Expansion of the CIROH Integrated Evaluation System to Accelerate Research to Operations
Objective:
This research addresses the challenge of evaluating hydrologic forecast improvements in a systematic, consistent, and accessible way so that new models and methods can be evaluated and transitioned into operations. The product being developed is called TEEHR (Tools for Exploratory Evaluation in Hydrologic Research), an open-source tool and platform that enables researchers and developers to systematically assess forecasting advancements, helping to improve water prediction accuracy for flood warnings, drought monitoring, and resource management. Key improvements include a growing list of standardized evaluation methods, scalable computing to evaluate continental scale datasets, evaluation-ready datasets published to an open data warehouse to foster community engagement, and web-based dashboards to make evaluation available to a wide range of stakeholders and decision makers.
Approach:
Our approach is to develop TEEHR through an iterative, community-driven process that keeps pace with evolving research and operational needs. This includes ongoing communication with CIROH researchers and OWP stakeholders to clarify current requirements and understand where evaluation needs are headed. Recognizing that needs and use cases are a moving target, our strategy is deliberately flexible so that TEEHR remains relevant even as R2O processes evolve.

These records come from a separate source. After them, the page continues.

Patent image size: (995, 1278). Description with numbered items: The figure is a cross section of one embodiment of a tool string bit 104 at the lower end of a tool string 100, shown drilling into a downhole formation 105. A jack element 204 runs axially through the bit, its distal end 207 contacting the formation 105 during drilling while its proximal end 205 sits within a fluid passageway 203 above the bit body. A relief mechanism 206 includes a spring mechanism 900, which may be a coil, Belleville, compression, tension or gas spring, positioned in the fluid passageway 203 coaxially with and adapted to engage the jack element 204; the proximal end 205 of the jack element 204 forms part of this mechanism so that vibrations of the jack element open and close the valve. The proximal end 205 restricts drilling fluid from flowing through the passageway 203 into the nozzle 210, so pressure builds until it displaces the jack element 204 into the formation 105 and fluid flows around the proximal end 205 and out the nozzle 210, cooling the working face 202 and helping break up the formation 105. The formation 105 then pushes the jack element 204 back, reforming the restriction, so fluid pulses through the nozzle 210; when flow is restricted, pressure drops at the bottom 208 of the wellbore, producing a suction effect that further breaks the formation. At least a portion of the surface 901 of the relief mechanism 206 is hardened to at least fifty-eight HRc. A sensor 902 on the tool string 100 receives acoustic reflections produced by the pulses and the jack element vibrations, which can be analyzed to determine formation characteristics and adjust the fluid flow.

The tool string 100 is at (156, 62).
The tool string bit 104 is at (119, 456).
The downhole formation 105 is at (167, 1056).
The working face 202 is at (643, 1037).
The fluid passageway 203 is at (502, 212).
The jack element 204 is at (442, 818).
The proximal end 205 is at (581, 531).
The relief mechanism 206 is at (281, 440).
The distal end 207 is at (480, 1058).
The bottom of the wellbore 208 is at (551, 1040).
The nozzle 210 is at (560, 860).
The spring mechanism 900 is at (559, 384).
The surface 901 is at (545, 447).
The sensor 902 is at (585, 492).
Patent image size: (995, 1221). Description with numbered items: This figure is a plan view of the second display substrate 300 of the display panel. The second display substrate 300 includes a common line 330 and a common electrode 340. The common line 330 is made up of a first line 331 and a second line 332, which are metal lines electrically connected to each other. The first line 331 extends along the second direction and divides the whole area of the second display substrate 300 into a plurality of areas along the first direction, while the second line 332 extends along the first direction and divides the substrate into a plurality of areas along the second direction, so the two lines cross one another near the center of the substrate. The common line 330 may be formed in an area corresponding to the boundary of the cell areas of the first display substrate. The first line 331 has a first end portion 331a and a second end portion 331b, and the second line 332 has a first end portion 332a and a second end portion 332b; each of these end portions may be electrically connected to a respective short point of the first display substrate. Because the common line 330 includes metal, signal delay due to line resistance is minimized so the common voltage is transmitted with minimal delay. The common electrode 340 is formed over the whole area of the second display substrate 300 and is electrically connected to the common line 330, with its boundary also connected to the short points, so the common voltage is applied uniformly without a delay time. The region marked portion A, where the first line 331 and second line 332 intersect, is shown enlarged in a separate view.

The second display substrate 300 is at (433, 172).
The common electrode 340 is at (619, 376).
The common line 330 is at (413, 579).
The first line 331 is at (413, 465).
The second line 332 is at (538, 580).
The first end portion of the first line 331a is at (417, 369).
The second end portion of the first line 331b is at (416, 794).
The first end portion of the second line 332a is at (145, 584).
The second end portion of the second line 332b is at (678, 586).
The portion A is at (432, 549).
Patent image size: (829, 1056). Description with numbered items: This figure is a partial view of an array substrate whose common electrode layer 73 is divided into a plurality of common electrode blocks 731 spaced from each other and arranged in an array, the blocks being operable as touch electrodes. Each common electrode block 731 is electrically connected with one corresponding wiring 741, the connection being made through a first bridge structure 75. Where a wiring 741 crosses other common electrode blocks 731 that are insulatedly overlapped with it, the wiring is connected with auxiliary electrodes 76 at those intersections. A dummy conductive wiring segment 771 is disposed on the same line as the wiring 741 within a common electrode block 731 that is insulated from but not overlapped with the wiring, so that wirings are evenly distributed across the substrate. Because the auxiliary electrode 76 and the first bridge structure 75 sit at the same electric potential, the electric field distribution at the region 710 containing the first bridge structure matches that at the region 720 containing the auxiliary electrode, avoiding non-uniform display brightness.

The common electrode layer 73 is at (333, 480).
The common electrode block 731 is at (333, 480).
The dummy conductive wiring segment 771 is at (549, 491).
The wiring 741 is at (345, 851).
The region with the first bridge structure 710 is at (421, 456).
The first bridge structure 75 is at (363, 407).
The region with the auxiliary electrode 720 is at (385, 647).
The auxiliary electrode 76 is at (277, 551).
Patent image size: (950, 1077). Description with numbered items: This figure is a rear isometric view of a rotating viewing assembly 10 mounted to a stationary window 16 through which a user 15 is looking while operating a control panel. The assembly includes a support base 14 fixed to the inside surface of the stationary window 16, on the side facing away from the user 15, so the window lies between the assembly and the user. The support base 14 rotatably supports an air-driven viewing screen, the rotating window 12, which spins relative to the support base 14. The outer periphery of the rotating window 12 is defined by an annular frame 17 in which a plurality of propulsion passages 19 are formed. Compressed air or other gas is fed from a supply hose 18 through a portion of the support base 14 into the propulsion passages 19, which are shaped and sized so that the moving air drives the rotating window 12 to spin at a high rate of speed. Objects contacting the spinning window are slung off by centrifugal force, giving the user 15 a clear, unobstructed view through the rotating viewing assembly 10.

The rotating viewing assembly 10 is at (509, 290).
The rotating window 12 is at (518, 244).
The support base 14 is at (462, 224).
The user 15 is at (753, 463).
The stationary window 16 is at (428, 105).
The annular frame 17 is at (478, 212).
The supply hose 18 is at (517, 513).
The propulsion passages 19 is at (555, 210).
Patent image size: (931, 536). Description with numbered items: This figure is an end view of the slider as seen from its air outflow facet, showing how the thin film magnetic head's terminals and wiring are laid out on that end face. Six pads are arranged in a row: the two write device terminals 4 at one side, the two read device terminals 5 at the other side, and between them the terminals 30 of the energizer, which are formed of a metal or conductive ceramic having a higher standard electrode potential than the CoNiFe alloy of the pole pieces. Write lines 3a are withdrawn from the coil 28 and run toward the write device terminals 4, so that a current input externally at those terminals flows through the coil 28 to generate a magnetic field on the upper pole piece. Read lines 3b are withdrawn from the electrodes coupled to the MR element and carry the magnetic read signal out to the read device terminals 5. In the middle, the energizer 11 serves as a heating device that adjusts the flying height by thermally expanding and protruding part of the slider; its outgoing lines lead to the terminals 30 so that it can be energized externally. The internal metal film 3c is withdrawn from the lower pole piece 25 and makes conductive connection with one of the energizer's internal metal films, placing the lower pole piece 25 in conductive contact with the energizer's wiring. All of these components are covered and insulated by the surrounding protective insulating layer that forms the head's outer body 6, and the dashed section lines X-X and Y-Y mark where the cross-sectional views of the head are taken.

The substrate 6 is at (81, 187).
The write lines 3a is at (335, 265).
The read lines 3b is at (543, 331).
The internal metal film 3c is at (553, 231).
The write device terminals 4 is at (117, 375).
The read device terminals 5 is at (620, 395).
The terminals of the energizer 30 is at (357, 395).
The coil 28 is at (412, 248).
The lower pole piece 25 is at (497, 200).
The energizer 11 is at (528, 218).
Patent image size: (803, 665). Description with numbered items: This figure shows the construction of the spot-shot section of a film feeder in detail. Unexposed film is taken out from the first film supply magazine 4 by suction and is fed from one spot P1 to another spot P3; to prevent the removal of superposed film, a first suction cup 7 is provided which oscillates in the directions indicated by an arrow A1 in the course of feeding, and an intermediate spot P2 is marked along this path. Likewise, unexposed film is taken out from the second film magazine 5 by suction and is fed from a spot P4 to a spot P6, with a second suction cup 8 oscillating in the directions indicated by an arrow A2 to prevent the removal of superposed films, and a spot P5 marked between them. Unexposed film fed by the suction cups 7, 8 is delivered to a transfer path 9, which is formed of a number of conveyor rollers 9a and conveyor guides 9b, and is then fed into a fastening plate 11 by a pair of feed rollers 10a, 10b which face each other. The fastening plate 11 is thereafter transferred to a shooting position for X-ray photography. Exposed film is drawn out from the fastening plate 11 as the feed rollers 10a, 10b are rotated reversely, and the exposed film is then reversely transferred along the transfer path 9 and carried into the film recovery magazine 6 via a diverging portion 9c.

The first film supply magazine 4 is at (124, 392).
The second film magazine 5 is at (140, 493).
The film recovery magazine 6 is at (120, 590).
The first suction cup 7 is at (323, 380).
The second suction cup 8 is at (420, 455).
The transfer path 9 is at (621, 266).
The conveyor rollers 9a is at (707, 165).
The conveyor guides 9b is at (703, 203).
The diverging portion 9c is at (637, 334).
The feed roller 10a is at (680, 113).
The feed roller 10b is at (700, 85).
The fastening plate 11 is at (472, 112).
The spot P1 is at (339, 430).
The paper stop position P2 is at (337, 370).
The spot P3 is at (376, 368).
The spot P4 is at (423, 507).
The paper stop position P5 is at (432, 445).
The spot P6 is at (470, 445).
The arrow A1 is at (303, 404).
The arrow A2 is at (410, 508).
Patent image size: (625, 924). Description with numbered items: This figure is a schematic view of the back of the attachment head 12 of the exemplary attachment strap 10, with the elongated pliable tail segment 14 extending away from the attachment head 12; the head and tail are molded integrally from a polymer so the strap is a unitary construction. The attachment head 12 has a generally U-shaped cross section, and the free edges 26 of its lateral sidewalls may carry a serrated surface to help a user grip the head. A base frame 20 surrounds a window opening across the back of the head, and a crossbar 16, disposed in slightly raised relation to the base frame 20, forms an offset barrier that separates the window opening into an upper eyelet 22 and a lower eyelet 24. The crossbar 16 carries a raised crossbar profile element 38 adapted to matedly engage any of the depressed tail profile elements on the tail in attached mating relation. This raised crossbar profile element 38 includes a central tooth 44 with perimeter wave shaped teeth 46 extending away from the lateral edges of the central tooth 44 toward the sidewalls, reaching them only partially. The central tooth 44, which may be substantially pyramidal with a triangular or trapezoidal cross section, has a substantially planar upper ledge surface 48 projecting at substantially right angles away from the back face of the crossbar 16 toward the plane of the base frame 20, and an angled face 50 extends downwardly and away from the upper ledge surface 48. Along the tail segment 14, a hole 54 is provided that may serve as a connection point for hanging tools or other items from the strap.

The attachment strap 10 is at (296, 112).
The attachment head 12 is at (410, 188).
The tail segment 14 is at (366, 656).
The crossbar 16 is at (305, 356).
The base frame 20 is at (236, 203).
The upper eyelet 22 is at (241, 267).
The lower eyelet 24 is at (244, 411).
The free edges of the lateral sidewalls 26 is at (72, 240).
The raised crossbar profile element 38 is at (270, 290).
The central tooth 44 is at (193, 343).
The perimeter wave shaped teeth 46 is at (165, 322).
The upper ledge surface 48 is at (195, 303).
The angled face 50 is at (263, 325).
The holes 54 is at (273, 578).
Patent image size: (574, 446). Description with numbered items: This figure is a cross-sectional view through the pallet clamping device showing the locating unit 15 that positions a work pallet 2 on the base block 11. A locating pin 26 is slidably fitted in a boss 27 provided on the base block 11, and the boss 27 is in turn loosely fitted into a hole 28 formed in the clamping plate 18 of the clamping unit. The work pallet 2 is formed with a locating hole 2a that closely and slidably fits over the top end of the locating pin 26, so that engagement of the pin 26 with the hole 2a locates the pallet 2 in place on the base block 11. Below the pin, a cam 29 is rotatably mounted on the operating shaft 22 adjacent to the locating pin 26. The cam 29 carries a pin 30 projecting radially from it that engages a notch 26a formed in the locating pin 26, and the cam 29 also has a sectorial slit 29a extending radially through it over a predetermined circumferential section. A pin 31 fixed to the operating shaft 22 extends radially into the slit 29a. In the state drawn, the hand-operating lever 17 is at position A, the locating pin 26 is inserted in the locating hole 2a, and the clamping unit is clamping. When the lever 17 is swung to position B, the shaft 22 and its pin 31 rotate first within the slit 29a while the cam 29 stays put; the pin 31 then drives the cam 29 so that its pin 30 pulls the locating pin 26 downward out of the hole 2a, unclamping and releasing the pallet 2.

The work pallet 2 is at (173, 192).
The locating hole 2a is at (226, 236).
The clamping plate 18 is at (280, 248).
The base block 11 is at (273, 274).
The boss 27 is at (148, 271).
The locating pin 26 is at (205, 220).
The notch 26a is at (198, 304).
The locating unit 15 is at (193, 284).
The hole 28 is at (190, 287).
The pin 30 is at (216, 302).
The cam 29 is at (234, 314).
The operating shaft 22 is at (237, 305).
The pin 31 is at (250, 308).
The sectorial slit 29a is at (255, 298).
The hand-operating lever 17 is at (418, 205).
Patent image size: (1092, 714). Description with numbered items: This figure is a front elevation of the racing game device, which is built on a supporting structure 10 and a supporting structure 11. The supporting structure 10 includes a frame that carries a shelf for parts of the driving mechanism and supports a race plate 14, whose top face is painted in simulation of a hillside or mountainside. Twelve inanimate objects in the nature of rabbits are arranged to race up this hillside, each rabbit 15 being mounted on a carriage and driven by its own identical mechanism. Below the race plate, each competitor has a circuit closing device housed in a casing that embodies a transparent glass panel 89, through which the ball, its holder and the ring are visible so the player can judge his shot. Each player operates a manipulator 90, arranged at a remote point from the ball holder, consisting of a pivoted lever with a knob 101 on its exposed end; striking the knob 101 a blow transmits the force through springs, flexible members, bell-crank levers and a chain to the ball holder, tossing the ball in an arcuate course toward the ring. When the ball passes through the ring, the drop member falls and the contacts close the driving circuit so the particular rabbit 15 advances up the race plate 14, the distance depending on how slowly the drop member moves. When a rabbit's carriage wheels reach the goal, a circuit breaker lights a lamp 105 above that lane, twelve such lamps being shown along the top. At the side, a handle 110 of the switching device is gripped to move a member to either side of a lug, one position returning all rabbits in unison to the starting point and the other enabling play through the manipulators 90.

We will enhance TEEHR’s core functionality by adding to the growing list of evaluation methods and improving computational efficiency using “big data” technologies to facilitate the analysis of continental-scale datasets. A centralized, open data warehouse will be set up to store evaluation-ready datasets, ensuring that researchers have ready access to robust data. In addition, we will improve user interfaces by creating both code-based tools (TEEHR) and web-based, real-time dashboards (TEEHR Evaluation Service), which simplify complex analyses and provide access to a wider audience.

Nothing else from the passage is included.